Banks charts the increasing condemnation and public ridicule of duellists in the nineteenth century, but refuses to attribute the practice’s demise to any single factor. The evangelical revival and the rise of middle class values emphasizing self-restraint over public displays of courage may indeed have turned gentlemen against duelling. Further, Banks suggests that an invigorated culture of professionalism in the armed forces, prioritizing discipline and collective military aims over individual honour, may have helped discourage the practice amongst military men. He also asserts in the closing pages of the book that a crisis of confidence amongst the English elite, shaken by the French Revolution and social unrest, hastened the demise of duelling.
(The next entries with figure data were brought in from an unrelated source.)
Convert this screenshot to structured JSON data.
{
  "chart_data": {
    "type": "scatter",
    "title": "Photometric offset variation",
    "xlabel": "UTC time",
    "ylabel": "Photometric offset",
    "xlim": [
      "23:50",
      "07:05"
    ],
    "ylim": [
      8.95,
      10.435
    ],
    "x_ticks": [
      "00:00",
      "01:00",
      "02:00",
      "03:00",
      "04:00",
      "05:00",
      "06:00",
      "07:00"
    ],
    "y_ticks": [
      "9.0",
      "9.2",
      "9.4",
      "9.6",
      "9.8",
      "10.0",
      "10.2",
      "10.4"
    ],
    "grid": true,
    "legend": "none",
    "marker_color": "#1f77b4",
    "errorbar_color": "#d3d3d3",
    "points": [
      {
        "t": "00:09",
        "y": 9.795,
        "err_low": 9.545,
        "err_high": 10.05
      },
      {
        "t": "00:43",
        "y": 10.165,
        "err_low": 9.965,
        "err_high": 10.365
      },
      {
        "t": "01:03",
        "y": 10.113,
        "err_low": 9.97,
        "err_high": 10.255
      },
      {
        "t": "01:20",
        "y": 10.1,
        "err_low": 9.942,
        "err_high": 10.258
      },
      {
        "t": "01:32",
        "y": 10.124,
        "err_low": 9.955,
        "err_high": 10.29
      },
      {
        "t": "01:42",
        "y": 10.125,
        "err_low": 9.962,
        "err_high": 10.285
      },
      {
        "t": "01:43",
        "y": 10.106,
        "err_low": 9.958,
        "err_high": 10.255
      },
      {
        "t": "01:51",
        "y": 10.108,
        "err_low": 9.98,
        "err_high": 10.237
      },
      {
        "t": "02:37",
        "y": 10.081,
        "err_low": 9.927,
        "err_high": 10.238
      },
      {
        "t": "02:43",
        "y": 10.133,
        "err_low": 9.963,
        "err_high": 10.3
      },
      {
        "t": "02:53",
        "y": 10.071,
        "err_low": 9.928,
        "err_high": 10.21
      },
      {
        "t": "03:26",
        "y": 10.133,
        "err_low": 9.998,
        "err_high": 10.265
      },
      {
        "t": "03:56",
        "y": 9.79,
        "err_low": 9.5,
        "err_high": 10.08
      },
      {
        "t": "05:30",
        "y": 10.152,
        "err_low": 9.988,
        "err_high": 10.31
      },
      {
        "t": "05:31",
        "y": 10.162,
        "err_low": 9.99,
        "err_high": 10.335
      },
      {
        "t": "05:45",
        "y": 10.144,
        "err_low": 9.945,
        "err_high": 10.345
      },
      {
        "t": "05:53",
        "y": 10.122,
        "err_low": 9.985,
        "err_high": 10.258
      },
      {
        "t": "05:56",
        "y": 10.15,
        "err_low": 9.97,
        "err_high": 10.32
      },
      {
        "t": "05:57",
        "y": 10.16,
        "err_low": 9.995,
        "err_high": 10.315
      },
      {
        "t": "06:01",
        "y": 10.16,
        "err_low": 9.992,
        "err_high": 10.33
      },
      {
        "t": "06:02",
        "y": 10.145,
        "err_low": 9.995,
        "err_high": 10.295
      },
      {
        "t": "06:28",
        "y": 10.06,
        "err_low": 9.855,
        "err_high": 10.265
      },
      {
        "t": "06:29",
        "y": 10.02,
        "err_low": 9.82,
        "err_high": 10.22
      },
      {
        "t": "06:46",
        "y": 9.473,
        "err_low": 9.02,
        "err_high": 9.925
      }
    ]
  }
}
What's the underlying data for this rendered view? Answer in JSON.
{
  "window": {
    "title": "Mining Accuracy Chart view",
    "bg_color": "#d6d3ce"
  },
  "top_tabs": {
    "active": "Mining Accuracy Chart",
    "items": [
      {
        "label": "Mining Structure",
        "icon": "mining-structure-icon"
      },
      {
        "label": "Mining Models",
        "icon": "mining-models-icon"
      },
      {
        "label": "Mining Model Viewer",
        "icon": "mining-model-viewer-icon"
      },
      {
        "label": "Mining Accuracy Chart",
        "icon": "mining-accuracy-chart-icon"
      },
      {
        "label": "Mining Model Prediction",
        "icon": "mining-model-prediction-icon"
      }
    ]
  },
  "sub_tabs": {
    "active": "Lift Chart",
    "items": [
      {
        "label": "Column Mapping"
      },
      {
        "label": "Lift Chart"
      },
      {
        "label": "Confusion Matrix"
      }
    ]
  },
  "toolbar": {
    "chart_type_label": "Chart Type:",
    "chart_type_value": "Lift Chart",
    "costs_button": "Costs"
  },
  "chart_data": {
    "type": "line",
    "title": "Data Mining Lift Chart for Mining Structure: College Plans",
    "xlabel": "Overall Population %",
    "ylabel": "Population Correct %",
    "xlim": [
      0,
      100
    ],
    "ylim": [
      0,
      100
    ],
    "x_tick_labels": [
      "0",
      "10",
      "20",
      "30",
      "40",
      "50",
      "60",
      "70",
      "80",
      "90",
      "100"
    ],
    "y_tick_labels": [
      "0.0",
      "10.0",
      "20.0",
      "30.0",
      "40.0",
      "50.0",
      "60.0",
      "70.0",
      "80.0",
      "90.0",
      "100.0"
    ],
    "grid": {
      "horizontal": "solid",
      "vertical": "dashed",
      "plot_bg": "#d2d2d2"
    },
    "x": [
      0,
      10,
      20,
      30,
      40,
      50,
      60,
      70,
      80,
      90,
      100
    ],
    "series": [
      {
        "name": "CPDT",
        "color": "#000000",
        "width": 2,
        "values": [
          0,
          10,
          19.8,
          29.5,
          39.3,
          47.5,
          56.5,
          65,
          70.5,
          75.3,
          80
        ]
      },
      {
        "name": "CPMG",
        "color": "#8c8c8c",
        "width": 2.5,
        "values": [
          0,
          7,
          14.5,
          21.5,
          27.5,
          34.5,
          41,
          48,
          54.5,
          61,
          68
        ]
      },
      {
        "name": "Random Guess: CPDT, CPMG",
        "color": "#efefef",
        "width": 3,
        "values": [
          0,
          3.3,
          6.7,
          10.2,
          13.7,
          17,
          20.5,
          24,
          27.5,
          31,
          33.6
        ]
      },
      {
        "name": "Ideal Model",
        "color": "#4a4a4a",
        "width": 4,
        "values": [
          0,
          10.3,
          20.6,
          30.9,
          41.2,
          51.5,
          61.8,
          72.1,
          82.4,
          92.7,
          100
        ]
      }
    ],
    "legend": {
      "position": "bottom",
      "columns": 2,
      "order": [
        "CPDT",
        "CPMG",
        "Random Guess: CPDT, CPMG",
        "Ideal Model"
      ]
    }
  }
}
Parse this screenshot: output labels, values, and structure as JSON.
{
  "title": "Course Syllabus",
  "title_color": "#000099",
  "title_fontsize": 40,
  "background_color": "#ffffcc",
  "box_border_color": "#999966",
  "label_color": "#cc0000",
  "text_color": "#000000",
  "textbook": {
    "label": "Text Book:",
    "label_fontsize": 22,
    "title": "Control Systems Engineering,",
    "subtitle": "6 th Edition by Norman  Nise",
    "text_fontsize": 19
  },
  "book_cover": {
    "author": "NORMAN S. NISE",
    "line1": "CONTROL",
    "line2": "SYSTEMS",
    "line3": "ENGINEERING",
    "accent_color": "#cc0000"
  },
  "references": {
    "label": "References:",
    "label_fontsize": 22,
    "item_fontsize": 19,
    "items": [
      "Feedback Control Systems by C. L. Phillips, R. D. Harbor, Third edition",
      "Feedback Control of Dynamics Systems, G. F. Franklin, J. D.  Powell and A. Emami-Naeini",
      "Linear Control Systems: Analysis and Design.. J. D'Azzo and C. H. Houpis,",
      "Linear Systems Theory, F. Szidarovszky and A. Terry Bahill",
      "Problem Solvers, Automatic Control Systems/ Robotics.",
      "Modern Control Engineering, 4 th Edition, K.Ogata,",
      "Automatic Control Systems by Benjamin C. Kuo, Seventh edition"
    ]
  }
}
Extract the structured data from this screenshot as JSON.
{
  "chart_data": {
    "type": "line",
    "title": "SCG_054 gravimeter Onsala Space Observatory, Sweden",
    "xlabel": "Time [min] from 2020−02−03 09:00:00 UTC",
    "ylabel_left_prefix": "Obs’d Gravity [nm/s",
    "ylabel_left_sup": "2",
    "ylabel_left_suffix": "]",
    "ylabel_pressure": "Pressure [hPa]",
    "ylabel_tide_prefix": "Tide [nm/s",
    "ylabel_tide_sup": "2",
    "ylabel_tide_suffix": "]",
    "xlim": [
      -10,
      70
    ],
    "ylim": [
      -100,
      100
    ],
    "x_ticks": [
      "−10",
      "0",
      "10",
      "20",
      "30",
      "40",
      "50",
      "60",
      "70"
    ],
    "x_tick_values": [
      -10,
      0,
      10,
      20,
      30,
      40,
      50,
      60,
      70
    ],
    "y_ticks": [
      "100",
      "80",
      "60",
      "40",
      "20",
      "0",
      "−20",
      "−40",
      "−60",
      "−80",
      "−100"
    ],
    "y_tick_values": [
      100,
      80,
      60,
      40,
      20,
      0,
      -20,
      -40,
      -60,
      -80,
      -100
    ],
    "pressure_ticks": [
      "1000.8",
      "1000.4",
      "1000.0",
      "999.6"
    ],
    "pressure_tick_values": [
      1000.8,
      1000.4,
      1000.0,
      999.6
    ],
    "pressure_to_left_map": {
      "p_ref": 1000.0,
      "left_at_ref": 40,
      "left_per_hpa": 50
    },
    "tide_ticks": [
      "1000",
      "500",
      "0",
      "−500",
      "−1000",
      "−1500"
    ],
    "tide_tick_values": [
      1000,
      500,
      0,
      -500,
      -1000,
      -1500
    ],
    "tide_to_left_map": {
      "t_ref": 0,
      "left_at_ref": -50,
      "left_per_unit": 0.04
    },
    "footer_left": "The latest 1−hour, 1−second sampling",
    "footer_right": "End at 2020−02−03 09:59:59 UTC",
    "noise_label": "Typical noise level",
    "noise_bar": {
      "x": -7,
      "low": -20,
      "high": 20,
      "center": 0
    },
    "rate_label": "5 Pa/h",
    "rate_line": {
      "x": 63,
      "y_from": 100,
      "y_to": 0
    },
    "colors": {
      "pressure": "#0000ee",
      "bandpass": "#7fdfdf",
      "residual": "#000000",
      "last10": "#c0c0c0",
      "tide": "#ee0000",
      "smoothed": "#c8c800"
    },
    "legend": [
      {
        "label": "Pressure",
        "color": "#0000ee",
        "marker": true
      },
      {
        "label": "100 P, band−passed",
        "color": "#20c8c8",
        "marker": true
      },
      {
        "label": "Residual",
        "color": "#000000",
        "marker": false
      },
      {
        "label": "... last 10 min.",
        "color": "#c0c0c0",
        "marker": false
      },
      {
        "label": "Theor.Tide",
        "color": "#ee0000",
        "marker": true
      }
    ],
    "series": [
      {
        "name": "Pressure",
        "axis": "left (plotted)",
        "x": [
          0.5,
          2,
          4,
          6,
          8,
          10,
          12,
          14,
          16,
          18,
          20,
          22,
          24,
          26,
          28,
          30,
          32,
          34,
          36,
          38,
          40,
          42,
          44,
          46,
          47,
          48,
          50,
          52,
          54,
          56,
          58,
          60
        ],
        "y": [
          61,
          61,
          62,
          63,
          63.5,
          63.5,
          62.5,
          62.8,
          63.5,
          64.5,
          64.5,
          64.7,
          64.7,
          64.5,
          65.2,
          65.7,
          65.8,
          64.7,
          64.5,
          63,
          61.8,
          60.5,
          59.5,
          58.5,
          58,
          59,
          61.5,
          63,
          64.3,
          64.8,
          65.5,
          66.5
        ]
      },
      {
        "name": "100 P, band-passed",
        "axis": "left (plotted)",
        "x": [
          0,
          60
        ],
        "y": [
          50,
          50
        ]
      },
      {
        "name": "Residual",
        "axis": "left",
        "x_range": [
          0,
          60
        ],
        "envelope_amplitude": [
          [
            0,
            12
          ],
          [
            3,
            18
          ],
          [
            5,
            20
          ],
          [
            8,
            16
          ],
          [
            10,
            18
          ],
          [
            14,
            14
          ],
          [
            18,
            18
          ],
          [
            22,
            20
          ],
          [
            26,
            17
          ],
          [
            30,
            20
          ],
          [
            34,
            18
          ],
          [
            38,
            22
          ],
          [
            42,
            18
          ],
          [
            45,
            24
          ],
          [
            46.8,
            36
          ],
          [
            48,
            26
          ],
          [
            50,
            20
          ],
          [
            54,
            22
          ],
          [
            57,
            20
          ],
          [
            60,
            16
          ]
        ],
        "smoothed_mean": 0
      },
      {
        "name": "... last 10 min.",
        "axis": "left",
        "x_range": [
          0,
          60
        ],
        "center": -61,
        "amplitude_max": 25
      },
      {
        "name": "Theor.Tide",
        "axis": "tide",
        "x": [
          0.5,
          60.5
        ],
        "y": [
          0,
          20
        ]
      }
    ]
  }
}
This argument seems plausible and may well have merit, but would have been more convincing had Banks marshalled more direct evidence.

While his research is unquestionably impressive, Banks could have done more to document duelling in the armed forces – widely acknowledged as the strongest bastions of the custom by the early nineteenth century. Banks draws on the diary of Colonel Bayley of the 12th Foot, a helpful source with several relevant examples, but unfortunately did not cast his net much wider even though scores of Napoleonic-era military memoirs, sprinkled with discussions of duelling, are now readily available online. Looking beyond often terse newspaper reports, he also might have consulted the courts-martial records for duelling officers held in the UK National Archives to enhance his analysis of encounters between military men. That said, given the state of the field, this book probably offers the best account of British military duelling published to date, and Banks’ analysis of the military’s honour culture is always astute.

In sum, Stephen Banks’ monograph is a commendable and insightful study – the most comprehensive analysis of English duelling published to date.